The Court GRANTS Defendant's motion for judgment on the pleadings. Because Plaintiff's claims are barred by res judicata, amendment of the complaint will be futile and the Court dismisses the complaint with prejudice. The Clerk of the Court is instructed to enter judgment in accordance with the above and close the file in this case.

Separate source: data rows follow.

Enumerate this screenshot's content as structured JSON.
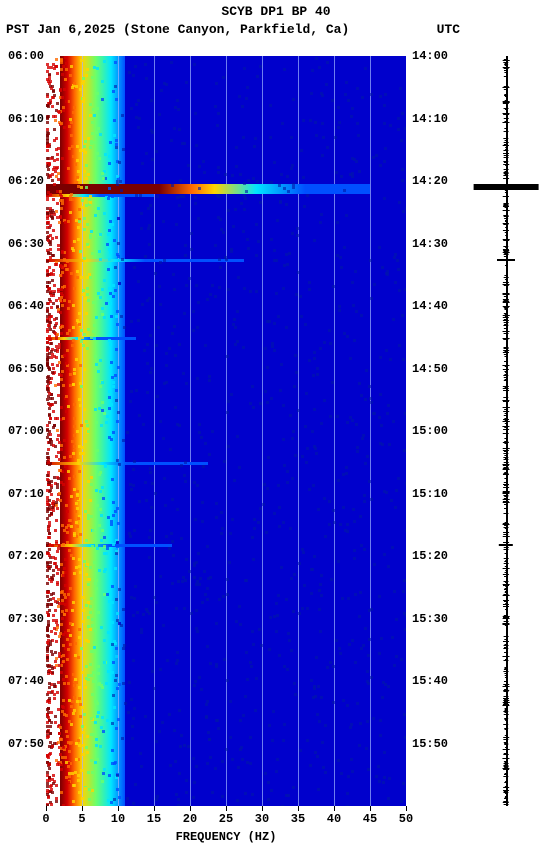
{
  "header": {
    "title": "SCYB DP1 BP 40",
    "pst_date": "PST  Jan 6,2025  (Stone Canyon, Parkfield, Ca)",
    "utc": "UTC"
  },
  "spectrogram": {
    "type": "spectrogram",
    "xlabel": "FREQUENCY (HZ)",
    "xlim": [
      0,
      50
    ],
    "xticks": [
      0,
      5,
      10,
      15,
      20,
      25,
      30,
      35,
      40,
      45,
      50
    ],
    "y_pst_ticks": [
      "06:00",
      "06:10",
      "06:20",
      "06:30",
      "06:40",
      "06:50",
      "07:00",
      "07:10",
      "07:20",
      "07:30",
      "07:40",
      "07:50"
    ],
    "y_utc_ticks": [
      "14:00",
      "14:10",
      "14:20",
      "14:30",
      "14:40",
      "14:50",
      "15:00",
      "15:10",
      "15:20",
      "15:30",
      "15:40",
      "15:50"
    ],
    "time_span_min": 120,
    "background_color": "#0000cc",
    "grid_color": "#9db4ff",
    "colormap_stops": [
      "#7a0000",
      "#d40000",
      "#ff6a00",
      "#ffd400",
      "#6aff6a",
      "#00e5ff",
      "#0050ff",
      "#0000cc"
    ],
    "lowfreq_band_width_pct": 22,
    "events": [
      {
        "t_min": 20.5,
        "width_pct": 90,
        "class": "major"
      },
      {
        "t_min": 22.0,
        "width_pct": 30,
        "class": "minor"
      },
      {
        "t_min": 32.5,
        "width_pct": 55,
        "class": "minor"
      },
      {
        "t_min": 45.0,
        "width_pct": 25,
        "class": "minor"
      },
      {
        "t_min": 65.0,
        "width_pct": 45,
        "class": "minor"
      },
      {
        "t_min": 78.0,
        "width_pct": 35,
        "class": "minor"
      }
    ]
  },
  "waveform": {
    "trace_color": "#000000",
    "spikes": [
      {
        "t_min": 20.5,
        "amp_pct": 90
      },
      {
        "t_min": 32.5,
        "amp_pct": 25
      },
      {
        "t_min": 78.0,
        "amp_pct": 20
      }
    ],
    "noise_amp_pct": 8,
    "noise_density": 450
  },
  "fonts": {
    "family": "Courier New",
    "title_size_pt": 13,
    "tick_size_pt": 12
  }
}
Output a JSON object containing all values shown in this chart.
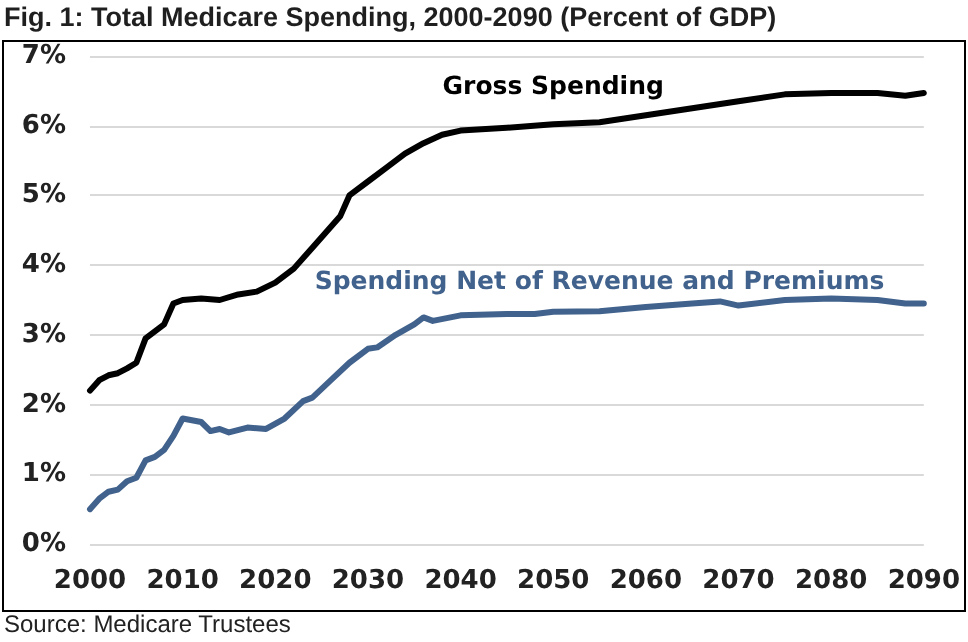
{
  "chart_data": {
    "type": "line",
    "title": "Fig. 1: Total Medicare Spending, 2000-2090 (Percent of GDP)",
    "annotations": [
      "Source: Medicare Trustees"
    ],
    "xlim": [
      2000,
      2090
    ],
    "xticks": [
      2000,
      2010,
      2020,
      2030,
      2040,
      2050,
      2060,
      2070,
      2080,
      2090
    ],
    "ylim": [
      0,
      7
    ],
    "yticks": [
      {
        "value": 0,
        "label": "0%"
      },
      {
        "value": 1,
        "label": "1%"
      },
      {
        "value": 2,
        "label": "2%"
      },
      {
        "value": 3,
        "label": "3%"
      },
      {
        "value": 4,
        "label": "4%"
      },
      {
        "value": 5,
        "label": "5%"
      },
      {
        "value": 6,
        "label": "6%"
      },
      {
        "value": 7,
        "label": "7%"
      }
    ],
    "grid": "y",
    "legend": false,
    "marker": "none",
    "line_style": "solid",
    "series": [
      {
        "name": "Gross Spending",
        "color": "#000000",
        "x": [
          2000,
          2001,
          2002,
          2003,
          2004,
          2005,
          2006,
          2007,
          2008,
          2009,
          2010,
          2012,
          2014,
          2016,
          2018,
          2020,
          2022,
          2024,
          2026,
          2027,
          2028,
          2030,
          2032,
          2034,
          2036,
          2038,
          2040,
          2045,
          2050,
          2055,
          2060,
          2065,
          2070,
          2075,
          2080,
          2085,
          2088,
          2090
        ],
        "values": [
          2.2,
          2.35,
          2.42,
          2.45,
          2.52,
          2.6,
          2.95,
          3.05,
          3.15,
          3.45,
          3.5,
          3.52,
          3.5,
          3.58,
          3.62,
          3.75,
          3.95,
          4.25,
          4.55,
          4.7,
          5.0,
          5.2,
          5.4,
          5.6,
          5.75,
          5.87,
          5.93,
          5.97,
          6.02,
          6.05,
          6.15,
          6.25,
          6.35,
          6.45,
          6.47,
          6.47,
          6.43,
          6.47
        ]
      },
      {
        "name": "Spending Net of Revenue and Premiums",
        "color": "#41628c",
        "x": [
          2000,
          2001,
          2002,
          2003,
          2004,
          2005,
          2006,
          2007,
          2008,
          2009,
          2010,
          2012,
          2013,
          2014,
          2015,
          2017,
          2019,
          2021,
          2023,
          2024,
          2026,
          2028,
          2030,
          2031,
          2033,
          2035,
          2036,
          2037,
          2040,
          2045,
          2048,
          2050,
          2055,
          2060,
          2065,
          2068,
          2070,
          2075,
          2080,
          2085,
          2088,
          2090
        ],
        "values": [
          0.5,
          0.65,
          0.75,
          0.78,
          0.9,
          0.95,
          1.2,
          1.25,
          1.35,
          1.55,
          1.8,
          1.75,
          1.62,
          1.65,
          1.6,
          1.67,
          1.65,
          1.8,
          2.05,
          2.1,
          2.35,
          2.6,
          2.8,
          2.82,
          3.0,
          3.15,
          3.25,
          3.2,
          3.28,
          3.3,
          3.3,
          3.33,
          3.34,
          3.4,
          3.45,
          3.48,
          3.42,
          3.5,
          3.52,
          3.5,
          3.45,
          3.45
        ]
      }
    ]
  }
}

This order disposes of Docket No. 21.

IT IS SO ORDERED.

FootNotes


1. Defendant requests judicial notice of: (1) Plaintiff's state court complaint, (2) the state court order granting summary judgment, (3) the state court's judgment, (4) Plaintiff's Notice of Appeal, (5) Plaintiff's notice of the abandonment of her appeal, (6) Plaintiff's opposition to Defendant's motion for summary judgment, and (7) Defendant's motion for summary judgment. See RJN, Exhs. A-F; Docket No. 27 (Reply Request for Judicial Notice) (Reply RJN), Exh. G.

Under Federal Rule of Evidence 201, "[t]he court may judicially notice a fact that is not subject to reasonable dispute because it: (1) is generally known within the trial court's territorial jurisdiction; or (2) can be accurately and readily determined from sources whose accuracy cannot reasonably be questioned." Thus, the court "may take judicial notice of undisputed matters of public record, including documents on file in federal or state courts." Harris v. Cnty. of Orange, 682 F.3d 1126, 1132 (9th Cir. 2012).

Here, Plaintiff does not dispute the accuracy of the documents, which are all readily verifiable documents filed in California state court. Judicial notice is therefore proper.